Le juge du district du Texas, Matthew Kacsmaryk, a également cité les études dans sa décision de 2023 qui donne raison aux plaignants.

"Nous n'avons pas besoin de ces études pour gagner", a déclaré M. Baptist. "Tout ce dont nous avons besoin pour gagner, c'est ce que la FDA elle-même a dit et les études qu'elle a citées.

James Studnicki, directeur de l'analyse des données à l'Institut Charlotte Lozier et auteur principal des études rétractées, a déclaré : "Il n'y a aucune raison légitime pour les rétractations de Sage." L'institut a déclaré à la Cour suprême que les rétractations avaient été faites pour des raisons "idéologiques", alors même que la FDA s'appuyait sur des études réalisées par des chercheurs "favorables à l'avortement".
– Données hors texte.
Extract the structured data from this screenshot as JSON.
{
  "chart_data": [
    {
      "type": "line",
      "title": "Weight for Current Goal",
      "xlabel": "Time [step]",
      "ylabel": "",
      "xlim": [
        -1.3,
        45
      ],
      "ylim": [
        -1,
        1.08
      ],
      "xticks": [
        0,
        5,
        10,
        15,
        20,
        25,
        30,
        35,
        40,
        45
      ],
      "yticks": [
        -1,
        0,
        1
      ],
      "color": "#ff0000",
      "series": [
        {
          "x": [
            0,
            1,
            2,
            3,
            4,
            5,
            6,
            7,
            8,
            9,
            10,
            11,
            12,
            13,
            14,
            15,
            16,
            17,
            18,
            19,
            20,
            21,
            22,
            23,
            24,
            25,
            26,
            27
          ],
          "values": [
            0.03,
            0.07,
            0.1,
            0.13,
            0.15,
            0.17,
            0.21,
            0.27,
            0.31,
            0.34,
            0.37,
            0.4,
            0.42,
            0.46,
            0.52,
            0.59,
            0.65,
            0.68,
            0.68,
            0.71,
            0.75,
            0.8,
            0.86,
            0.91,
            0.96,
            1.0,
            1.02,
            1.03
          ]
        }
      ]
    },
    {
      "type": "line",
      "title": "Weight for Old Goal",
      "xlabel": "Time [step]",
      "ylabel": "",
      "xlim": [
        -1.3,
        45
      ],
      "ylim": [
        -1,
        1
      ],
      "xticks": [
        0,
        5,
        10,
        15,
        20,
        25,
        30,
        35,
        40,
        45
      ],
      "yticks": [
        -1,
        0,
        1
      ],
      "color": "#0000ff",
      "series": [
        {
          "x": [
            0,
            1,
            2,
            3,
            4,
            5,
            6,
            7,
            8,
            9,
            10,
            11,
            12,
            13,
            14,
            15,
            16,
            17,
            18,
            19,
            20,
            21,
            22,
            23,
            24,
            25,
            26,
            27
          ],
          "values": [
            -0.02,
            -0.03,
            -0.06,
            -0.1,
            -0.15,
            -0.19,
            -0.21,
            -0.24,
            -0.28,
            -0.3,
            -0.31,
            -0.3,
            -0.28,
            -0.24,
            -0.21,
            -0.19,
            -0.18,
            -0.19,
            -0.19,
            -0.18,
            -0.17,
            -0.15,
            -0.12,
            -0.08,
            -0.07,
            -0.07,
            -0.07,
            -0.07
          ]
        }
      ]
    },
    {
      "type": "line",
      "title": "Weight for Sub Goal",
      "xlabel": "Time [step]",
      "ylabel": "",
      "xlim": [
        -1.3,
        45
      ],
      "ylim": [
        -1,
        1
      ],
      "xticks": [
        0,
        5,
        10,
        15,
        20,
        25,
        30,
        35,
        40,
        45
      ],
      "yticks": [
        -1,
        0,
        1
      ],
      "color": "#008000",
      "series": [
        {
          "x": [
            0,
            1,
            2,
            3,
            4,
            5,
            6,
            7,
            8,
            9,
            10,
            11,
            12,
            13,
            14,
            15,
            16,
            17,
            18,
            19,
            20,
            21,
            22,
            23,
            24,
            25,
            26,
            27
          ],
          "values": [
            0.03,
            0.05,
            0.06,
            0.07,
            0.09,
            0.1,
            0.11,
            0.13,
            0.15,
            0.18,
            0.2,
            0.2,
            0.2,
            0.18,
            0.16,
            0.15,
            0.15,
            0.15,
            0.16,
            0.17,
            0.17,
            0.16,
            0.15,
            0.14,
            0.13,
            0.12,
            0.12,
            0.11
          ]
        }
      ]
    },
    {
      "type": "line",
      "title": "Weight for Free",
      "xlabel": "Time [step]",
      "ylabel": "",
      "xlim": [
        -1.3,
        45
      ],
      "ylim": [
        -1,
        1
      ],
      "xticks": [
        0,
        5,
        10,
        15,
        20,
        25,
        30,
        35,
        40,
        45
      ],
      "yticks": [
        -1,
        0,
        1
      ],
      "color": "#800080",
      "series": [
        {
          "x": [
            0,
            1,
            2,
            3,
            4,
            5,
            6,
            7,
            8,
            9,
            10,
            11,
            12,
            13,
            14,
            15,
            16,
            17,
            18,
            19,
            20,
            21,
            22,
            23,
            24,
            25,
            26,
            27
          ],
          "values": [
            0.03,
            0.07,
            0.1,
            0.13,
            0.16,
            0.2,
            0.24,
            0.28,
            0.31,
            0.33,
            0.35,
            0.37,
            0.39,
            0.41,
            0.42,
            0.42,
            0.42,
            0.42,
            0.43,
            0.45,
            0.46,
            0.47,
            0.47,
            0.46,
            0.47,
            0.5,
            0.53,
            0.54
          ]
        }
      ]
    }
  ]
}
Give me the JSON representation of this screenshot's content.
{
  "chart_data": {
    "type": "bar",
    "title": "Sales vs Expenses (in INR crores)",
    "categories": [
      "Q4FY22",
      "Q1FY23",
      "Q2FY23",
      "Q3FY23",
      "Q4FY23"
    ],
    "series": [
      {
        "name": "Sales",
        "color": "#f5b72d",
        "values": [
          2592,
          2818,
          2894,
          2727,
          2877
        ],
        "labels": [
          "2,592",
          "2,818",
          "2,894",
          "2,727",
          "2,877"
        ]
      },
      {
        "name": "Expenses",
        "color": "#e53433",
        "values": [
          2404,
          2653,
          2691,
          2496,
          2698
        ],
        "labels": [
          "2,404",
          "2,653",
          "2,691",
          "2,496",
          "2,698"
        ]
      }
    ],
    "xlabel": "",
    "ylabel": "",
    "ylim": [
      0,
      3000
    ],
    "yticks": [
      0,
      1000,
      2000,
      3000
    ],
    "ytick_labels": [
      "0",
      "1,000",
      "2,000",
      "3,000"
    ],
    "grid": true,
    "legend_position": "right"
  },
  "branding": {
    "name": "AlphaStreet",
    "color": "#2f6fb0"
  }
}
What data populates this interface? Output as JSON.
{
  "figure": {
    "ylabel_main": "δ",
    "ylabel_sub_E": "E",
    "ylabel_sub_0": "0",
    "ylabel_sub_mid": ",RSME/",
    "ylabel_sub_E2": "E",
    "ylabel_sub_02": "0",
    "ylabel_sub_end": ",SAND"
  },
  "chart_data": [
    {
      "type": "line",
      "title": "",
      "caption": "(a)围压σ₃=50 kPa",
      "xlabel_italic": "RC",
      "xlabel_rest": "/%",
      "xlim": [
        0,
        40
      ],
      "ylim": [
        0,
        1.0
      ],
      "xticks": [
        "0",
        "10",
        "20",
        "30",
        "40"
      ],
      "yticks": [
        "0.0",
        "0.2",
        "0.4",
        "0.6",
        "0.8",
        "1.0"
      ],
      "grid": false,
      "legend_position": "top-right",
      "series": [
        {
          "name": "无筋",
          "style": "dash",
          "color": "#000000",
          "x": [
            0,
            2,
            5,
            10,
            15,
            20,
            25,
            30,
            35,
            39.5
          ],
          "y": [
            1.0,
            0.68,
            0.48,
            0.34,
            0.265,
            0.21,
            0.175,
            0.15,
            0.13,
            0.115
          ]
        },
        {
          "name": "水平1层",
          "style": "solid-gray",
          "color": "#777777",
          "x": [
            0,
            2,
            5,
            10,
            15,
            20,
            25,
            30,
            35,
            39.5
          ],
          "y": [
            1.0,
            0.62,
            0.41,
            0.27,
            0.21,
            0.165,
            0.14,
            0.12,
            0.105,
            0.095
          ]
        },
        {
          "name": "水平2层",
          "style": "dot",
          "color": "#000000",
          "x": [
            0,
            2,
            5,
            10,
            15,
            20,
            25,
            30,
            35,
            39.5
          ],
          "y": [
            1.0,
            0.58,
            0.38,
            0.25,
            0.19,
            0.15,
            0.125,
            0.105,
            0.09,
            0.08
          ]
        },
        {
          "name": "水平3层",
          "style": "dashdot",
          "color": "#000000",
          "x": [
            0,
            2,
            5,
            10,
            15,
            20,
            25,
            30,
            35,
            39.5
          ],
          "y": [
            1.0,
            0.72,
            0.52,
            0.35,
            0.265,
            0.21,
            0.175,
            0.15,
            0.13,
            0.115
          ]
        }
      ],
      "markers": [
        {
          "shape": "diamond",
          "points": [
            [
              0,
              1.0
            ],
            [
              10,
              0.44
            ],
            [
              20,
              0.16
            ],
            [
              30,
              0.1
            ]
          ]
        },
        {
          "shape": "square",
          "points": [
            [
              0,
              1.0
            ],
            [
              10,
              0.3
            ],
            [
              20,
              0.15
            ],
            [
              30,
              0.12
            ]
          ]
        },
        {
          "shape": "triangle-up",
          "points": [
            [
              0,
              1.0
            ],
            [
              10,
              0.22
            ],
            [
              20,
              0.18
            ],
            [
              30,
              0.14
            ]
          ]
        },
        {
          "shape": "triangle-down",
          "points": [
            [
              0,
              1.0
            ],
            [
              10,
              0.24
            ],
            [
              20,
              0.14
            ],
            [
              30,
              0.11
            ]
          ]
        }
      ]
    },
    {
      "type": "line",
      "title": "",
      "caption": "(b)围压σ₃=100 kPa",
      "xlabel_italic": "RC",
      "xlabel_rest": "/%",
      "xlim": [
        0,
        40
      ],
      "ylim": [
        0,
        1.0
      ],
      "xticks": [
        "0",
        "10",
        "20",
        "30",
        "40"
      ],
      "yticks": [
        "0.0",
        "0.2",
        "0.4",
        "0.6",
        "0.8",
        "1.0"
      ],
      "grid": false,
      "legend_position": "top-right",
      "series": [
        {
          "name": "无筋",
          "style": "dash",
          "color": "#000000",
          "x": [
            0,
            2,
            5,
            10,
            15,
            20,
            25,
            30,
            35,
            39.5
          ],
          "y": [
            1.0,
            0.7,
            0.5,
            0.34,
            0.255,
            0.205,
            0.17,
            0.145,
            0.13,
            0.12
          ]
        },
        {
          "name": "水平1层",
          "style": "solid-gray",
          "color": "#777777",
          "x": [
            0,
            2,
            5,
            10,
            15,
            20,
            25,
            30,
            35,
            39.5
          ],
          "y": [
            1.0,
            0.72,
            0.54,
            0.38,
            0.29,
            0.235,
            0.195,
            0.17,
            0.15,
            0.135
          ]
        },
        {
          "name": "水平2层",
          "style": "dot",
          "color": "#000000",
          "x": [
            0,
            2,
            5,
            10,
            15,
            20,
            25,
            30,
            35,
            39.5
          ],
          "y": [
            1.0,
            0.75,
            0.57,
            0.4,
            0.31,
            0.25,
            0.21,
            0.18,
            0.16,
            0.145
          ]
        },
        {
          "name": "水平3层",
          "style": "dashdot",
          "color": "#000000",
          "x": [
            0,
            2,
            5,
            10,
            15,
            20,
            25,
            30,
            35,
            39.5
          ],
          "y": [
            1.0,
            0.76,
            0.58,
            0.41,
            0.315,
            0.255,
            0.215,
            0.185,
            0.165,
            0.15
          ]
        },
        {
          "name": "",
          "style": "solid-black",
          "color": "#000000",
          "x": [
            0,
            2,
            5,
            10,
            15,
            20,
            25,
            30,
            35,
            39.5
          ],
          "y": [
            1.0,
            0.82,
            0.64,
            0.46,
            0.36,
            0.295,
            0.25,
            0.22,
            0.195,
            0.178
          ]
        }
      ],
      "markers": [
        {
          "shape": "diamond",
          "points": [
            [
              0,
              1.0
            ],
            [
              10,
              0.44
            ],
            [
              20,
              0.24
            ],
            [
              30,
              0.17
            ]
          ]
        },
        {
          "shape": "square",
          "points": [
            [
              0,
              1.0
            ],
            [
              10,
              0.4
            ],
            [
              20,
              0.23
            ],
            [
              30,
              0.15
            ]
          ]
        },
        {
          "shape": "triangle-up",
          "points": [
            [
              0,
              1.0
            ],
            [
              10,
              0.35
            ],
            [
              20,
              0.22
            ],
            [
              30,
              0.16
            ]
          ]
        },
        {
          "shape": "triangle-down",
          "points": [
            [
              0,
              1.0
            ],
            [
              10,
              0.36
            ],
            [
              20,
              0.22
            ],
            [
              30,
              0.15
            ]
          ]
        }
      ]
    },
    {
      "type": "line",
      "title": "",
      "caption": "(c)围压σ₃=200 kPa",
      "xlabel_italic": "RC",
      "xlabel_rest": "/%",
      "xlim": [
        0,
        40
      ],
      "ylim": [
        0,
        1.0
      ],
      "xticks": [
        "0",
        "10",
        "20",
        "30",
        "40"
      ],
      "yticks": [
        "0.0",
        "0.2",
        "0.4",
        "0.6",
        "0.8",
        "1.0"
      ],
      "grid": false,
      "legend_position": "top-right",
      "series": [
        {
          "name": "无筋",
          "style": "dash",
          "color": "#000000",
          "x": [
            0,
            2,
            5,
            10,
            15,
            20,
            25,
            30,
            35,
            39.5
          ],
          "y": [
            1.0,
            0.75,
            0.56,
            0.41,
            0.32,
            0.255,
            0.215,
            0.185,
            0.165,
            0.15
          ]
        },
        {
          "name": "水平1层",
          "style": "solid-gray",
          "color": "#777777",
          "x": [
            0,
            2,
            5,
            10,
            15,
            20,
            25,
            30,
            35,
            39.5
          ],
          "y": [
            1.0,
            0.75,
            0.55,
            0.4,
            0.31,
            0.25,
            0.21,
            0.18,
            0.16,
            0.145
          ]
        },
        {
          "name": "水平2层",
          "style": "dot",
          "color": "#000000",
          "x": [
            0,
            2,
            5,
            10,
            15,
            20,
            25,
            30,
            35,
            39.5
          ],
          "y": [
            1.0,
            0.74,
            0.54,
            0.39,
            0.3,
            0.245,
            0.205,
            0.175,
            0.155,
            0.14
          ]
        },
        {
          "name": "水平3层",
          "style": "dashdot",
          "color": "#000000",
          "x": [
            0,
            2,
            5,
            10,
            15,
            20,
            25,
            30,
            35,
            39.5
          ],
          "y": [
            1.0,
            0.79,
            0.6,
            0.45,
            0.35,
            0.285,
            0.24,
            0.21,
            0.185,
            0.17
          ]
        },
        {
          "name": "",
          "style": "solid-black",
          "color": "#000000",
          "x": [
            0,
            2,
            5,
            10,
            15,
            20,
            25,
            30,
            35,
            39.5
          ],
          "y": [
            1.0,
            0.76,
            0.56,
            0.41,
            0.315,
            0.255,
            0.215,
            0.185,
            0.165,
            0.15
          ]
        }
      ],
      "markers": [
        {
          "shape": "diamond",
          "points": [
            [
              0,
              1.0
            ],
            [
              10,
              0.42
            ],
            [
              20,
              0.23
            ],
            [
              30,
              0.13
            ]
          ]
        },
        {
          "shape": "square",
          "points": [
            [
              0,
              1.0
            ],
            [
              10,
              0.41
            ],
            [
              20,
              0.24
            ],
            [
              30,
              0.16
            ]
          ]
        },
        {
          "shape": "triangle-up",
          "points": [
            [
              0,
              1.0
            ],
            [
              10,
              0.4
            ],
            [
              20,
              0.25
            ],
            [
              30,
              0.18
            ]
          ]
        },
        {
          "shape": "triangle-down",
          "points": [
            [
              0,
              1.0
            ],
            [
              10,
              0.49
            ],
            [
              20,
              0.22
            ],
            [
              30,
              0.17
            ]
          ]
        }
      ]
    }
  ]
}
L'année dernière, la cinquième cour d'appel du circuit américain, basée à la Nouvelle-Orléans, a partiellement confirmé la décision de M. Kacsmaryk, reprochant à la FDA d'avoir assoupli les restrictions sur la mifépristone en 2016 et en 2021. La décision de la cinquième cour d'appel reste en suspens dans l'attente de l'examen de la Cour suprême. Une décision est attendue d'ici la fin du mois de juin.

Pour M. Winikoff, quelle que soit l'issue de la procédure devant la Cour suprême, l'avortement médicamenteux n'est pas près de disparaître.

"Les gens savent vraiment ce dont ils ont besoin, et maintenant ils ont trouvé quelque chose qui leur est utile et qui s'intègre mieux dans leur vie", a déclaré M. Winikoff. "Je ne pense pas que les femmes américaines vont y renoncer parce que certaines personnes n'aiment pas l'avortement.